Когда мне «явилась» картина «Совет в Филях», я позвонил некоторым знакомым, чтобы убедить их соблюдать карантин, и очень пожалел об этом – столько всякой гадости наслушался. Особенно про нашего Президента. Я же считаю, что никогда в нашей истории, как за эти двадцать лет правления Путина, верховные власти не относились к Православной Церкви с такой любовью и уважением. Все в жизни промыслительно – и фамилия нашего Президента неслучайно Путин. Путь! Путный! Честно сказать, лично мне и одной этой фамилии достаточно, чтобы верить, что нам его Бог послал!

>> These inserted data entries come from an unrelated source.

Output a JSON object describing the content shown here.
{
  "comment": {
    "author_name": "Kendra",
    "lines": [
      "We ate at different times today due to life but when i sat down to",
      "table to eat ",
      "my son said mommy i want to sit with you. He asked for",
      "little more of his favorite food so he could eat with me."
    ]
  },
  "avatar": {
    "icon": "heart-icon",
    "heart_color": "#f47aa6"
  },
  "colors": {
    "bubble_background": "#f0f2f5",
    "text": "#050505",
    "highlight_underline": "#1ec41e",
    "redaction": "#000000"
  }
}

Хулители Путина уподобляются жестоковыйным иудеям, «не узнавшим время пришествия Твоего». Старцы предсказывали, что в конце времен Россия возродится, процветет на короткое время. Разве не видно, что последние времена уже «близ есть при дверех»?! Именно об этом говорят нам нынешние войны, наводнения, ураганы, землетрясения. Да этот же страшный коронавирус, от которого нет спасения! Господь сказал: «Ибо возстанет народ на народ, и царство на царство; и будут глады, моры и землетрясения по местам. Все же это начало болезней». Может, коронавирус и есть начало болезней?!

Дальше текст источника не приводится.